A ciò va aggiunto che i genitori e/o i parenti stretti, qualora non abbia partecipato attivamente alla compravendita della vittima, vengono, quasi sempre troppo tardi, a conoscenza della realtà dei fatti che avvolge il minore o la minorenne.

Tale quadro esistenziale diventa, parimenti, increscioso, qualora la ”piccola vittima” adibito/a al lavoro nero di stampo criminale nazionale o transnazionale, si trovi a risiedere sul nostro territorio nazionale, in quanto, molte volte ma non sempre, i genitori stessi ed i parenti più stretti dimostrano di sapere bene quel che gli sfruttatori gli propongono per uscire dallo ”stato di indigenza” e spingono, anche dietro pressanti insistenze, il/la malcapitato/a ad accettare la ”proposta indecente”.

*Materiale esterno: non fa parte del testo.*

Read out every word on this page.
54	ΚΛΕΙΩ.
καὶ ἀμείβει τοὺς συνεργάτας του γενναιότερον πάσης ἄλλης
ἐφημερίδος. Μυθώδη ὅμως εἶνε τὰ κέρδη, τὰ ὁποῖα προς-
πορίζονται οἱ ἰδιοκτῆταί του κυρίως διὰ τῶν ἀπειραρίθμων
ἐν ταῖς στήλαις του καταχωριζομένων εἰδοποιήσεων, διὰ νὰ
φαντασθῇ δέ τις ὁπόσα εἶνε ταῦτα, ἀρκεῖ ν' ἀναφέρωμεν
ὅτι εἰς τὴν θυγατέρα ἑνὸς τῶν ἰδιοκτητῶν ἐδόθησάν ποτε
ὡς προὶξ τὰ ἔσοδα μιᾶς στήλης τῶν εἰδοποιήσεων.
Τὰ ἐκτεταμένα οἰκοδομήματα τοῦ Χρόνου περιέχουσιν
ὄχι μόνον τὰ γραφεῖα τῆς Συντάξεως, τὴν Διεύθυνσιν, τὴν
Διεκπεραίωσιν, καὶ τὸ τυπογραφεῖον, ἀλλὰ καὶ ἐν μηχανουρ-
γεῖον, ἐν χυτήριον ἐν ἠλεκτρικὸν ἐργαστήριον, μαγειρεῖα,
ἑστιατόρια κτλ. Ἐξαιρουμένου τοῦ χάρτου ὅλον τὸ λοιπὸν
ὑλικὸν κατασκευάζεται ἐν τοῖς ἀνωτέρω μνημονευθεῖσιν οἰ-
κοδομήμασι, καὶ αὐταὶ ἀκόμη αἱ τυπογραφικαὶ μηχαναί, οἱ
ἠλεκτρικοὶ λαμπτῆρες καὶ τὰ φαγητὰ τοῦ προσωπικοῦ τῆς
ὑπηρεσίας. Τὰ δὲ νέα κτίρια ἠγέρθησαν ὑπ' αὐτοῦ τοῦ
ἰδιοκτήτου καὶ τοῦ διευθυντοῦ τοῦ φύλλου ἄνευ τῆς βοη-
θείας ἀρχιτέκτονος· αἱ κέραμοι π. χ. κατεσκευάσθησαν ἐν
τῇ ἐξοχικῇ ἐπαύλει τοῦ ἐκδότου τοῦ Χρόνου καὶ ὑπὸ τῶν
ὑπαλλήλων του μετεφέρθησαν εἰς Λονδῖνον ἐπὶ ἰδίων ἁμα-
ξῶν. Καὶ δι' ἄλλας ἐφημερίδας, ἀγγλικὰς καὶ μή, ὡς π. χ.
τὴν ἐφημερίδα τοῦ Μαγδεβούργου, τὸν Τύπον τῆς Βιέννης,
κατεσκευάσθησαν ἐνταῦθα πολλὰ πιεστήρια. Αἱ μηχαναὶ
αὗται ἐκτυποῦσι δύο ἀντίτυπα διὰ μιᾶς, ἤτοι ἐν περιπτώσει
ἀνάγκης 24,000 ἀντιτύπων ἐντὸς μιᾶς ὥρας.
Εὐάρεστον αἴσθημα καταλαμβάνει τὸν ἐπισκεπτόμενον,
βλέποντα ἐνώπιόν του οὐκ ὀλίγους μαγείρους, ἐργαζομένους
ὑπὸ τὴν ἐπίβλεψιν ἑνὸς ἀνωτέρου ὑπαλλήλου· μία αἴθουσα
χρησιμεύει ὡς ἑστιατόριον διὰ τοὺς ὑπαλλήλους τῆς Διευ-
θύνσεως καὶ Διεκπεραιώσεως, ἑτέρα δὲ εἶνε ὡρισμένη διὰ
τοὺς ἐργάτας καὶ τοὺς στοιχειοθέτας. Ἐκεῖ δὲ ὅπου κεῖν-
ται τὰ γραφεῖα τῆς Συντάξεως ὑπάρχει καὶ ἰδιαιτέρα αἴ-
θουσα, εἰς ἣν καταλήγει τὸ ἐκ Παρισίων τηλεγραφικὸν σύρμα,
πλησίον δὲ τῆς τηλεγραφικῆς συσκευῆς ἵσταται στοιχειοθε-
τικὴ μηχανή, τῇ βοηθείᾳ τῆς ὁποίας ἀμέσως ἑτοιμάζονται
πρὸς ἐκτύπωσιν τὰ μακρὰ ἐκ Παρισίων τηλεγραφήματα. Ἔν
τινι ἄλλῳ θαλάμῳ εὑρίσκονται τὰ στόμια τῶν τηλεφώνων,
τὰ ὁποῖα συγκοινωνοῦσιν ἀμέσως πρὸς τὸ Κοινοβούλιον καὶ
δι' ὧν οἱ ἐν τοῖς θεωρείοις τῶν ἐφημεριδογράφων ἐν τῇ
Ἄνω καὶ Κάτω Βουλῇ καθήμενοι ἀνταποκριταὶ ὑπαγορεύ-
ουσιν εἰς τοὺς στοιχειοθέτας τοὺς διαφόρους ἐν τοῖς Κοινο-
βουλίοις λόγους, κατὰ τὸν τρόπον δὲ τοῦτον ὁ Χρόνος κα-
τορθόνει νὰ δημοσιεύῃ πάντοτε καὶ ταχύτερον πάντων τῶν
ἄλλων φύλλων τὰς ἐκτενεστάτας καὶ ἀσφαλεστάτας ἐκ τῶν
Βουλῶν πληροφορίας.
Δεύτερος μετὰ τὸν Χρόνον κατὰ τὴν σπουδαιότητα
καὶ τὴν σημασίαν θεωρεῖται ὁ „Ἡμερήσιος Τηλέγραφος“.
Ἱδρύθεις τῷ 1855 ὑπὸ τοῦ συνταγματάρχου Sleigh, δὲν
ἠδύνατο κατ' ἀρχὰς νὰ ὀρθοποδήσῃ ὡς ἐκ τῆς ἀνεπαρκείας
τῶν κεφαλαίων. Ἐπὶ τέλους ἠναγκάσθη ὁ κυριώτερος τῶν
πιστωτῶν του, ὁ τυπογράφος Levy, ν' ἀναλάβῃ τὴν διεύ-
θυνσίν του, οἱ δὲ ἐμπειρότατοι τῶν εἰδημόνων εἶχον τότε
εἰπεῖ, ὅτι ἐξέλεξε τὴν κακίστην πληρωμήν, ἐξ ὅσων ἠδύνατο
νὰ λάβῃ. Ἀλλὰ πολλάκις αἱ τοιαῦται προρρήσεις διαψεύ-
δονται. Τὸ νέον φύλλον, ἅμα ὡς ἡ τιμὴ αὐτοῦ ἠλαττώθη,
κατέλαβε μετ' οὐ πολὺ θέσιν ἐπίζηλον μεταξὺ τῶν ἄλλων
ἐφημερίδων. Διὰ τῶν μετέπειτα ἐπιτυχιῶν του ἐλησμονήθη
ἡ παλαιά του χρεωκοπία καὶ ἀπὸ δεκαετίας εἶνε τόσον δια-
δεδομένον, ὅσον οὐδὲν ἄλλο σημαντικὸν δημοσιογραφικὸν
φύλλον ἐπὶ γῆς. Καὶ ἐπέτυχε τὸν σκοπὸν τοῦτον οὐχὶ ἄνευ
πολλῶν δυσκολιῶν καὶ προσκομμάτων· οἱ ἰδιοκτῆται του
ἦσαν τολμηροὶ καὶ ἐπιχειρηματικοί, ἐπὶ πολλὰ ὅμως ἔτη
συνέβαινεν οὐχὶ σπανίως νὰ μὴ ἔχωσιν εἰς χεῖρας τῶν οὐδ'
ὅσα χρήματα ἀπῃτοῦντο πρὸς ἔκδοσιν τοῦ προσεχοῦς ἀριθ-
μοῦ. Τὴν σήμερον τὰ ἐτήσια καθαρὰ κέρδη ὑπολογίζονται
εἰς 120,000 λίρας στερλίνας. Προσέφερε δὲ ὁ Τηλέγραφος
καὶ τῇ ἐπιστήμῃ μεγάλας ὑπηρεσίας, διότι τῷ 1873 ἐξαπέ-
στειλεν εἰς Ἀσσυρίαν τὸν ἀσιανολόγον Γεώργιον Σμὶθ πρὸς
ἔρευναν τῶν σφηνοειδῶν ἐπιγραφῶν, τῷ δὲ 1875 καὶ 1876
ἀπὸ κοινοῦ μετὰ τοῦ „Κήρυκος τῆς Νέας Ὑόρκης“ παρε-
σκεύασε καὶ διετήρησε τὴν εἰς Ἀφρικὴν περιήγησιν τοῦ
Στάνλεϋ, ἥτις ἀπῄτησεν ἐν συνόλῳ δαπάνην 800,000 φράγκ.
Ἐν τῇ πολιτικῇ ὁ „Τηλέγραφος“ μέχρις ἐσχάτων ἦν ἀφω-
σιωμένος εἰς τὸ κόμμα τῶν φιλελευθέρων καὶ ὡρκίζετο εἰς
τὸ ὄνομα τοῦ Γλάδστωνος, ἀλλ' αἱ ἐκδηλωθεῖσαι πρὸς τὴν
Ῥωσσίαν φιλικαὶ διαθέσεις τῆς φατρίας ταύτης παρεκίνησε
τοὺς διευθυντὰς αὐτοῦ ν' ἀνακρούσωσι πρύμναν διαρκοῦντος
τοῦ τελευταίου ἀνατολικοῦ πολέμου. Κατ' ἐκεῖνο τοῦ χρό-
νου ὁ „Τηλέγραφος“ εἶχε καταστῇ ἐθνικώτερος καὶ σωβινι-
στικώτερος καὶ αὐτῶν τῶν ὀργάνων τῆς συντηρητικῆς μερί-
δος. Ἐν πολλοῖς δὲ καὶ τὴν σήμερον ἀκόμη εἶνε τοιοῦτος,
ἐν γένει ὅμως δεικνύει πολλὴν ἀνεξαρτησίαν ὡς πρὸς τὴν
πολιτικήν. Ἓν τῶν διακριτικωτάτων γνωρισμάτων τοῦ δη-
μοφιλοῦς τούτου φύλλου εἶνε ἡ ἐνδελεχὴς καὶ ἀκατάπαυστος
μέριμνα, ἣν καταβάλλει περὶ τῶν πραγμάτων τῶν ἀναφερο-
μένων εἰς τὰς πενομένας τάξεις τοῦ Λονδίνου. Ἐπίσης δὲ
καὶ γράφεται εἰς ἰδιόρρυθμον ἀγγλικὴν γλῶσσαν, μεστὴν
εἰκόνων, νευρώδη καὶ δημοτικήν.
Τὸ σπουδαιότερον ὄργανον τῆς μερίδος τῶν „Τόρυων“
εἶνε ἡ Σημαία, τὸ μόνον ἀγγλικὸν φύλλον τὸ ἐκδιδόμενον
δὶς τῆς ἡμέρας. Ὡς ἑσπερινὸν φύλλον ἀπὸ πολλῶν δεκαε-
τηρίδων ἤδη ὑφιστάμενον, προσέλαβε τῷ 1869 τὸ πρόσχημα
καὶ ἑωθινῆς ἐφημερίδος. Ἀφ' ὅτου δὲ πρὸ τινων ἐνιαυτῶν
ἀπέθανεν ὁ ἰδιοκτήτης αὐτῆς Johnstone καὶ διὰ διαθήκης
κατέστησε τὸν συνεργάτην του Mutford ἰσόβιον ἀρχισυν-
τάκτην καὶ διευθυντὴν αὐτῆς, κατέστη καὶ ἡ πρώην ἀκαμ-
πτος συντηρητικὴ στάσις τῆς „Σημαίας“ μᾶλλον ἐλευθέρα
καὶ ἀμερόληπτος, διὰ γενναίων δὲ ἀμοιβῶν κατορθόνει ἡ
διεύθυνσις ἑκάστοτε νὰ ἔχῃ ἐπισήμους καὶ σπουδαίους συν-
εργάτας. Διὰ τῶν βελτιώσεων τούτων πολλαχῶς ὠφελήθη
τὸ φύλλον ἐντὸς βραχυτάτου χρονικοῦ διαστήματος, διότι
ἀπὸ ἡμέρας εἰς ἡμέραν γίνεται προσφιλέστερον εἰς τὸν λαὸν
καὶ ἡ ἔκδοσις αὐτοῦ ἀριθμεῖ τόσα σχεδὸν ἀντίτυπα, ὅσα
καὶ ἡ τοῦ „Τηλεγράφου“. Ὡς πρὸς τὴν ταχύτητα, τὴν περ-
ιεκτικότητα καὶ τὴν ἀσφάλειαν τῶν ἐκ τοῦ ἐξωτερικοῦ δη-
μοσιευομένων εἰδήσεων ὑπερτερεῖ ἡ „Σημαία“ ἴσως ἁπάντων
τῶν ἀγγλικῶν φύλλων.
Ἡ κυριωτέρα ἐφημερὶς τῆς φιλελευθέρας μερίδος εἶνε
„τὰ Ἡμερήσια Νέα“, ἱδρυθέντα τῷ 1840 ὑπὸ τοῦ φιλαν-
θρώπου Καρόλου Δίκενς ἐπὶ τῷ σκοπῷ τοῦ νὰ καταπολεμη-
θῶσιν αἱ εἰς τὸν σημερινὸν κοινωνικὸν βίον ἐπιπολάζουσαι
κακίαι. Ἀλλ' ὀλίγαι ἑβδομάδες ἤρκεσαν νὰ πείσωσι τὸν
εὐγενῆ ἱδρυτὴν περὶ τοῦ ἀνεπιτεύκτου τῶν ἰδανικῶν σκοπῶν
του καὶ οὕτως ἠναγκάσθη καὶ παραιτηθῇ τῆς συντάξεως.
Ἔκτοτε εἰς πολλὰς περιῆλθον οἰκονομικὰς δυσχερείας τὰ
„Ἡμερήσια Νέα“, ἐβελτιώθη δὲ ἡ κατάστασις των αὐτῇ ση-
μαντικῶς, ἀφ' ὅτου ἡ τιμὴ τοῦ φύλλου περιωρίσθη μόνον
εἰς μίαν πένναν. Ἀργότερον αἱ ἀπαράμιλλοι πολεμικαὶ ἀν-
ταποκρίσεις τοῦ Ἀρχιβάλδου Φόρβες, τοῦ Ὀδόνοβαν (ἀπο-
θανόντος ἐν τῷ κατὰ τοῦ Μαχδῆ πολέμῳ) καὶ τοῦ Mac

Perché non si vara ancora un ”Codice Rosso del Lavoro Nero Minorile Nazionale e Transnazionale” e perché non sono state ancora create delle strutture psico-socio-legali ad hoc ”interconnesse” presso le Procure per i Minorenni ed i presidi di Polizia Giudiziaria e scolastici di ogni ordine e grado? Ad umile parere di chi scrive ciò va fatto in sede parlamentare e fattivamente altrimenti si chiacchiera solamente.